Sunday 4 March 2012

Game 163: The new playoff system’s forgotten victim?

There have been six tiebreaker games since the wild card system was implemented in the early '90s and there's no doubt the success of those contests led to the adoption of baseball's new 10-team postseason system. Three of the contests were decided by only a run and two went into extra innings with a postseason berth on the line. Bud Selig and Co. surely saw the unbelievable moments those Game No. 163s produced — from Matt Holliday's controversial headfirst slide in 2007 to Jim Thome's titanic home run in 2008 — and wanted to guarantee a chance to create them every season.

And so we'll have the equivalent of two Game 7s at the end of every season with the winner advancing to a date against the highest seed in the playoffs. I like the system because it enforces the importance of winning you division and because, as Newsday's Ken Davidoff wrote this morning, more servings of high-adrenaline baseball is always a good thing.

But what becomes of those Game 163s? Will the new system strip them of the great theater that led us to this point of postseason expansion? Will they retain the sense of importance they possessed before?

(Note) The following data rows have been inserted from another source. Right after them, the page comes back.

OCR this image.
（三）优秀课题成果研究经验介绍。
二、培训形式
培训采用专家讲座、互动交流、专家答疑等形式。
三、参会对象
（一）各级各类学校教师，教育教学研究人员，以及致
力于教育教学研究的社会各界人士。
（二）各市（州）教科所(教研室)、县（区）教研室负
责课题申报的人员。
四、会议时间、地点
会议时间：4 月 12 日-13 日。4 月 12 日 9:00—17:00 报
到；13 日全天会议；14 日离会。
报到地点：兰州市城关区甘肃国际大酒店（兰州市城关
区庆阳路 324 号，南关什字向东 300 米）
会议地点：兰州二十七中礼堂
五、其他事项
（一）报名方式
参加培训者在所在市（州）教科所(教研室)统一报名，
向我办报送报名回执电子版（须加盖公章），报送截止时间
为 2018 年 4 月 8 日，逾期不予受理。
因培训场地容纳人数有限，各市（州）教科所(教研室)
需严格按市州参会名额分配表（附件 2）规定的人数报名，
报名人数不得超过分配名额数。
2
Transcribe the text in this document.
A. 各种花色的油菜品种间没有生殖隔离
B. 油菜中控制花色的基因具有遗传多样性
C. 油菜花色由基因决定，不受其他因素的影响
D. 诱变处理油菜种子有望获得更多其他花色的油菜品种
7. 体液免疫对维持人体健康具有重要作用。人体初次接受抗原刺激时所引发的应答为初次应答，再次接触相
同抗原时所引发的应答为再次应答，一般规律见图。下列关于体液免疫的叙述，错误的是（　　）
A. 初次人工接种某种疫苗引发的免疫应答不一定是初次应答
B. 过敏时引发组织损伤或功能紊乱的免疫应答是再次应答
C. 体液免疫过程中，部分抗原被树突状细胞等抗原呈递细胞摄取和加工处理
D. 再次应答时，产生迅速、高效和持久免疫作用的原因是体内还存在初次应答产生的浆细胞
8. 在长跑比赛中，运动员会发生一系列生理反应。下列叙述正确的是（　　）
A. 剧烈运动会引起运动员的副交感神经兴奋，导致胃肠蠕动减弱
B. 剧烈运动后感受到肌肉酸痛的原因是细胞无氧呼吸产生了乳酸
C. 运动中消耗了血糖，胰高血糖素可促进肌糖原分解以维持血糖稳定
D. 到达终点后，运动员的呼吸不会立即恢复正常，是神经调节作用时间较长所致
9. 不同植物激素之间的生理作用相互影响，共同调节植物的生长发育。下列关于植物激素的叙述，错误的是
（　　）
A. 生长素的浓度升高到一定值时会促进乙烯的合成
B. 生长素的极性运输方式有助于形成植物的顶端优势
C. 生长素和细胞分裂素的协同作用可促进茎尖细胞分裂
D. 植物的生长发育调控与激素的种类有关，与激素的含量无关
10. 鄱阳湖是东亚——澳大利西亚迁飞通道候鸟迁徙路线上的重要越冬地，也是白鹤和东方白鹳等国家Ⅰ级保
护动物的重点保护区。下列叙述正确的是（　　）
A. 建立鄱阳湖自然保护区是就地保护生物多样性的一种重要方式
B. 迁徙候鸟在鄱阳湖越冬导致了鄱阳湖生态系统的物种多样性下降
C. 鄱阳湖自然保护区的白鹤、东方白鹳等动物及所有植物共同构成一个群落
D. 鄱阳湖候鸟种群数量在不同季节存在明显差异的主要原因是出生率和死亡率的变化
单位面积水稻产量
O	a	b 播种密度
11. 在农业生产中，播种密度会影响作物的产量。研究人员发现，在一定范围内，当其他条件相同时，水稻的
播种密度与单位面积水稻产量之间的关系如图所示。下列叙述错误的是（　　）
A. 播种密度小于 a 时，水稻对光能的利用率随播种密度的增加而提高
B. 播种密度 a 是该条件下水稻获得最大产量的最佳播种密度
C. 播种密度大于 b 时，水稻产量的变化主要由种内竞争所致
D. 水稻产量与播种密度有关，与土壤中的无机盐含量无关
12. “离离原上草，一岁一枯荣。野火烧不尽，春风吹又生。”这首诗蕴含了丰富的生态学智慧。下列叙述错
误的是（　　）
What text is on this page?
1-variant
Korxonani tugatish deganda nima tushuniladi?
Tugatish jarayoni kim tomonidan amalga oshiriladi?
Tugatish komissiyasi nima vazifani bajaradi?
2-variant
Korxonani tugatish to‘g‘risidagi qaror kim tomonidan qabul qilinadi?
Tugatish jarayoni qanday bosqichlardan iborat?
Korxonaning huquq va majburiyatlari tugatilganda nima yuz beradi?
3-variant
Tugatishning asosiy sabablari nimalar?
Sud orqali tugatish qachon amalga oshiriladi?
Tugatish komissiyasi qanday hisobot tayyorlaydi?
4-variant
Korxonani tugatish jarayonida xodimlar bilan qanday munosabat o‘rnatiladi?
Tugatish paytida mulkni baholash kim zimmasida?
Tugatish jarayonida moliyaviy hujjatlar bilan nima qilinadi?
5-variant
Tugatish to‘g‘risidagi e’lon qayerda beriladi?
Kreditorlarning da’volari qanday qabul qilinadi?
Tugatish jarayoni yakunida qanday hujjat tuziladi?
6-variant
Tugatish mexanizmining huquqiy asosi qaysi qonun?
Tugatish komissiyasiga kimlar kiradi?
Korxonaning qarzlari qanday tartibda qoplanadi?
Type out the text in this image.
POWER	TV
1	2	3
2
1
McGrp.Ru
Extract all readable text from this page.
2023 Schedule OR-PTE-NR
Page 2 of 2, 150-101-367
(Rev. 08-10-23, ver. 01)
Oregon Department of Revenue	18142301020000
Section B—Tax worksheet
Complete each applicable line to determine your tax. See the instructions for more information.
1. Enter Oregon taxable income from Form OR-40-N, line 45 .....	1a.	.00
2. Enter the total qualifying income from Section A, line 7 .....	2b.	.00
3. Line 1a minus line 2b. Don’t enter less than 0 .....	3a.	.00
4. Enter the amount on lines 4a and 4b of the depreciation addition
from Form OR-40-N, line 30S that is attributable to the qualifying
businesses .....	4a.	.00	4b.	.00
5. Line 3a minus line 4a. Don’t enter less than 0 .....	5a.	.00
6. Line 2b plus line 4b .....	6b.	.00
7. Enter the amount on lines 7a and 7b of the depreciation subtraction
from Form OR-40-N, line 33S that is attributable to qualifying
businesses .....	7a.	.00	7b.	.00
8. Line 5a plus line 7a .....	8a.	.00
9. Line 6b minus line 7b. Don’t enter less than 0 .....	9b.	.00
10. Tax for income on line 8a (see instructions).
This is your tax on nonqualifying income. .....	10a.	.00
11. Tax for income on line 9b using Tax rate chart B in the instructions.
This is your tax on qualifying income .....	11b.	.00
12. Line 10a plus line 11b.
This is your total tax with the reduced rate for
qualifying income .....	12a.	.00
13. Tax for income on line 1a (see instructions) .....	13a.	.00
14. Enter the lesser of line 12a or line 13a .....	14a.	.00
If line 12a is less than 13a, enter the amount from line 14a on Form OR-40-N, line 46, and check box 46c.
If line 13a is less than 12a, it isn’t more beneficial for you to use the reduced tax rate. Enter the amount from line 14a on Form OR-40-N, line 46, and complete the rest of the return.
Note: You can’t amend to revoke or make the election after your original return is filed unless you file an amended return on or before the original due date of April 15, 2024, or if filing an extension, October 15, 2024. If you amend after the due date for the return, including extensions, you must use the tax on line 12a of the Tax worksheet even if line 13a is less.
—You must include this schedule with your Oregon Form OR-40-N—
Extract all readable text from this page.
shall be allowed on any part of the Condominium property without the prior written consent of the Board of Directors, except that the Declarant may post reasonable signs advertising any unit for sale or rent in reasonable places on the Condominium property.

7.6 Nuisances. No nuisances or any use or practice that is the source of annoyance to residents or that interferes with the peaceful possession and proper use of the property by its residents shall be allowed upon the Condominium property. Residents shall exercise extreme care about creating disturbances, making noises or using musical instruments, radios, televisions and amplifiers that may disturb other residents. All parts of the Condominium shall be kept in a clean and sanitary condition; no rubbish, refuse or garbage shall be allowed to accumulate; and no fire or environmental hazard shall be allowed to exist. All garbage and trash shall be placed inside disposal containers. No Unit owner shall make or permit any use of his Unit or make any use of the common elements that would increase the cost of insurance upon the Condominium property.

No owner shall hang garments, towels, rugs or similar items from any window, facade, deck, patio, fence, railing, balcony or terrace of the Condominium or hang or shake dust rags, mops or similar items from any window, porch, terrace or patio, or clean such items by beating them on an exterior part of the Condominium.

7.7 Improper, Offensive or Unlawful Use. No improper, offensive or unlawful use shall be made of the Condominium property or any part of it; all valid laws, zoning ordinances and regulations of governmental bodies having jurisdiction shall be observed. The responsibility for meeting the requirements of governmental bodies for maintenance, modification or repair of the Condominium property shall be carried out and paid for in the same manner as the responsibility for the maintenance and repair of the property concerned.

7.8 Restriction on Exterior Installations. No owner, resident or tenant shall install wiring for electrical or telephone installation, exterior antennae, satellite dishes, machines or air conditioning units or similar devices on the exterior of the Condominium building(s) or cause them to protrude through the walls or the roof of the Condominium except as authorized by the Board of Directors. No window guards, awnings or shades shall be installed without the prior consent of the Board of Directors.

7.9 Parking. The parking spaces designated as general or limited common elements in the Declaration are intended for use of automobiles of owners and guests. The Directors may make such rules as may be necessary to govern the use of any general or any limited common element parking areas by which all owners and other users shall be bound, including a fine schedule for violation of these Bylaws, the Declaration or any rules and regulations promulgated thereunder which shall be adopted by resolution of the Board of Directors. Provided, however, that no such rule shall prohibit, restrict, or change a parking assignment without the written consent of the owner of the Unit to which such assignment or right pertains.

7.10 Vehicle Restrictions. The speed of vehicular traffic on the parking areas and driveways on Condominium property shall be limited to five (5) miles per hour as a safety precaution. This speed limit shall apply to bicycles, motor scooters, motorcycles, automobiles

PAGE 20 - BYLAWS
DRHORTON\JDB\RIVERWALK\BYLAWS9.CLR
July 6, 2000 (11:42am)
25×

Or are they the unnoticed victims as Selig strives to keep more markets in contention?I believe it's that last one. As I've written on the Stew before, part of the night's magic was derived from the fact that it was a wonderful bit of serendipity. Everything had to go right for the two teams to finish their first 162 games with the same record and now everything was being laid on the line in the most proper way to settle such a matter.

We'll now get two of those games every year, but the formula will hardly be the same. Under this new system, it'll be possible to have one team facing off against another that finished four or five games behind them in the standings. They'll be equals in the fact that they're both jockeying for the one spot on the life raft, but maybe not in ability.

What's more, there will always be a chance that this play-in game is contested after a do-or-die Game 163. If you go back to 1995, you'll find that five races for the fifth-best record would have ended in a tie. It's also possible that a sixth might have occurred had the 1996 Seattle Mariners played all 162 games instead of neglecting to make up a rainout and finish on 161. The Mariners would have ended the season tied with the Red Sox and White Sox had they lost their final game to finish with an identical 85-77 record. (Seattle would have at least been involved in two other fifth-place tiebreakers, a situation that could have caused nightmares for schedule makers considering the city's relative distance from the rest of the league.)

Six fifth-place tiebreakers equals the amount of division and wild card tiebreakers we've had since 1995, but I think it's safe to say those fifth-place contests would've been lost among the other 34 regularly scheduled tiebreakers. Can someone without a horse in the race really get that excited over a Game 163 elimination game knowing that one of the two teams will be in the same position a day or two later?  I'd say that the answer is no.

In the end, though, I think it's a price worth paying. Feeling like we rolled all our numbers right to land on a Game 163 was a great sensation, but two guaranteed everything-on-the-line games each season — plus the excitement of more teams being involved in a postseason chase — will make up for it.

And it's not like Game 163s will cease to exist, they just won't be in a position to produce as much great baseball lore as these added contests will be.

The new system has reduced them to just a nice opening act.

* * *

The list of tiebreakers that would have been necessary for the second wild card since 1995:

• Houston-St. Louis (2008)
• Detroit-Seattle (2007)
• New York-Florida (2005)
• Boston-Seattle (2002)
• Los Angeles-New York (NL) (1997)
• Seattle-Chicago-Boston (1996)*

*Seattle played only 161 games in 1996. A three-way tiebreaker would have been necessary had they played and lost Game 162.